Abakar Sabone : « La guerre avec les anti-balaka commence » en Centrafrique
Ex-conseiller spécial de l’ancien président Michel Djotodia, Abakar Sabone a créé un nouveau mouvement sur les ruines de l’ancienne rébellion Séléka, l’Organisation de la résistance musulmane centrafricaine (ORMC). Interrogé par « Jeune Afrique », il met en garde la France contre toute tentative de désarmer ses hommes. Interview exclusive.

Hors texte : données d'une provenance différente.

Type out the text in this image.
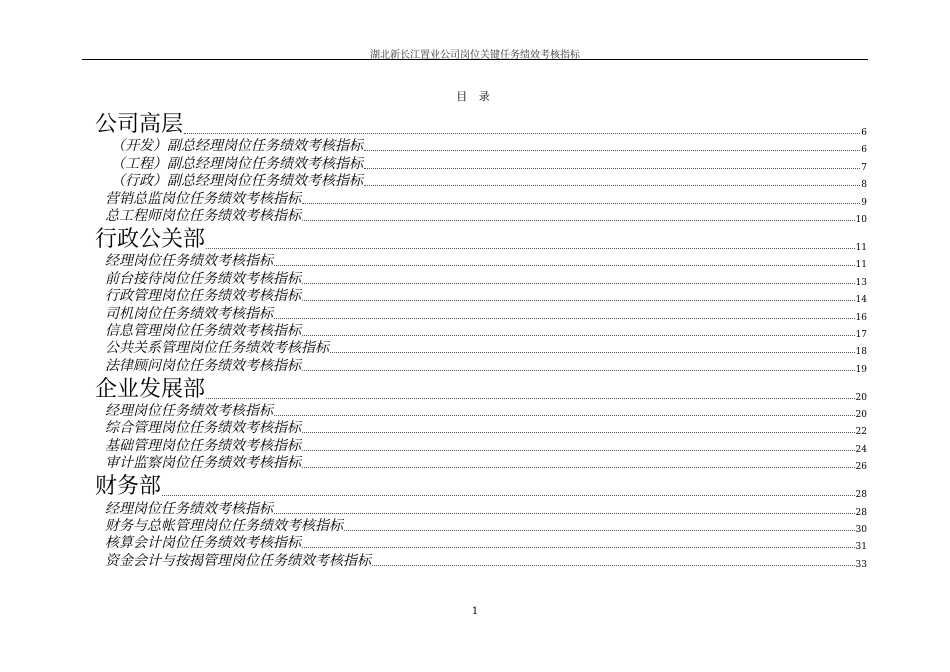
湖北新长江置业公司岗位关键任务绩效考核指标
目 录
公司高层	6
（开发）副总经理岗位任务绩效考核指标	6
（工程）副总经理岗位任务绩效考核指标	7
（行政）副总经理岗位任务绩效考核指标	8
营销总监岗位任务绩效考核指标	9
总工程师岗位任务绩效考核指标	10
行政公关部	11
经理岗位任务绩效考核指标	11
前台接待岗位任务绩效考核指标	13
行政管理岗位任务绩效考核指标	14
司机岗位任务绩效考核指标	16
信息管理岗位任务绩效考核指标	17
公共关系管理岗位任务绩效考核指标	18
法律顾问岗位任务绩效考核指标	19
企业发展部	20
经理岗位任务绩效考核指标	20
综合管理岗位任务绩效考核指标	22
基础管理岗位任务绩效考核指标	24
审计监察岗位任务绩效考核指标	26
财务部	28
经理岗位任务绩效考核指标	28
财务与总帐管理岗位任务绩效考核指标	30
核算会计岗位任务绩效考核指标	31
资金会计与按揭管理岗位任务绩效考核指标	33
1
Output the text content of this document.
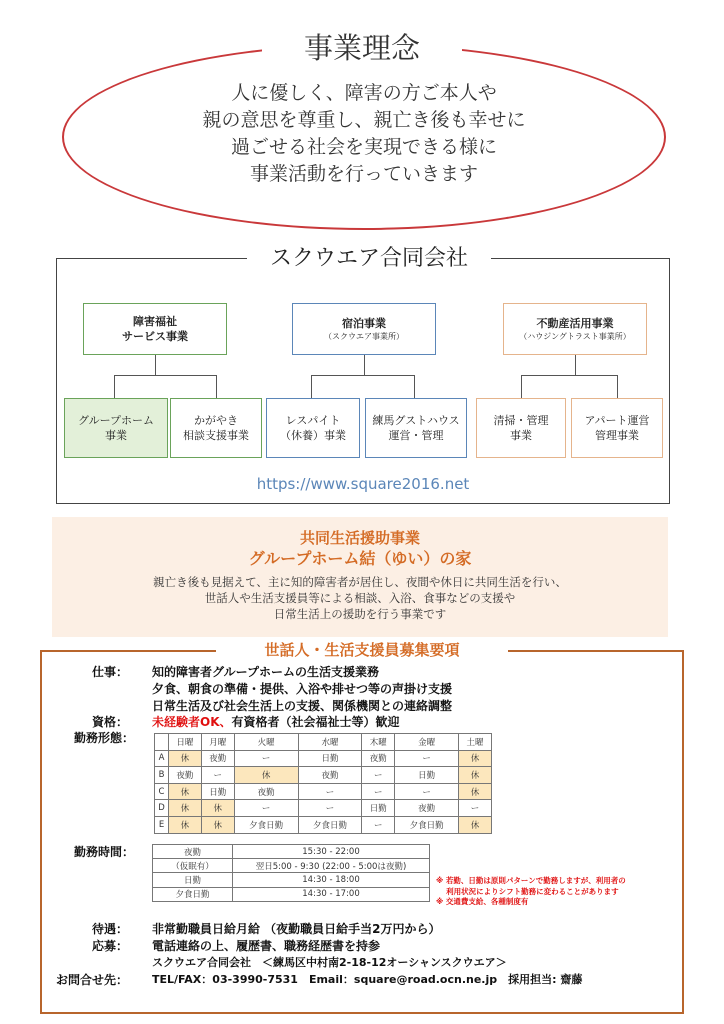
事業理念
人に優しく、障害の方ご本人や
親の意思を尊重し、親亡き後も幸せに
過ごせる社会を実現できる様に
事業活動を行っていきます
スクウエア合同会社
障害福祉
サービス事業
宿泊事業
（スクウエア事業所）
不動産活用事業
（ハウジングトラスト事業所）
グループホーム
事業
かがやき
相談支援事業
レスパイト
（休養）事業
練馬グストハウス
運営・管理
清掃・管理
事業
アパート運営
管理事業
https://www.square2016.net
共同生活援助事業
グループホーム結（ゆい）の家
親亡き後も見据えて、主に知的障害者が居住し、夜間や休日に共同生活を行い、
世話人や生活支援員等による相談、入浴、食事などの支援や
日常生活上の援助を行う事業です
世話人・生活支援員募集要項
仕事： 知的障害者グループホームの生活支援業務
夕食、朝食の準備・提供、入浴や排せつ等の声掛け支援
日常生活及び社会生活上の支援、関係機関との連絡調整
資格： 未経験者OK、有資格者（社会福祉士等）歓迎
勤務形態：
		日曜	月曜	火曜	水曜	木曜	金曜	土曜
A	休	夜勤	ー	日勤	夜勤	ー	休
B	夜勤	ー	休	夜勤	ー	日勤	休
C	休	日勤	夜勤	ー	ー	ー	休
D	休	休	ー	ー	日勤	夜勤	ー
E	休	休	夕食日勤	夕食日勤	ー	夕食日勤	休
勤務時間：	夜勤	15:30 - 22:00
（仮眠有）	翌日5:00 - 9:30 (22:00 - 5:00は夜勤)
日勤	14:30 - 18:00
夕食日勤	14:30 - 17:00
※ 若勤、日勤は原則パターンで勤務しますが、利用者の
　 利用状況によりシフト勤務に変わることがあります
※ 交通費支給、各種制度有
待遇： 非常勤職員日給月給 （夜勤職員日給手当2万円から）
応募： 電話連絡の上、履歴書、職務経歴書を持参
スクウエア合同会社　＜練馬区中村南2-18-12オーシャンスクウエア＞
お問合せ先： TEL/FAX：03-3990-7531　Email：square@road.ocn.ne.jp　採用担当: 齋藤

Cofondateur du mouvement rebelle UFDR (Union des forces démocratiques pour le rassemblement), Abakar Sabone fut l’un des premiers cadres de la Séléka à évoquer les risques d’une partition de la Centrafrique. Depuis la région de la Vakaga (Nord-Est) où il se trouve, celui qui fut le conseiller spécial de l’ancien président Michel Djotodia réitère ses menaces et annonce à Jeune Afrique la création de l’Organisation de la résistance musulmane centrafricaine (ORMC), un mouvement érigé sur les ruines de l’ex-rébellion.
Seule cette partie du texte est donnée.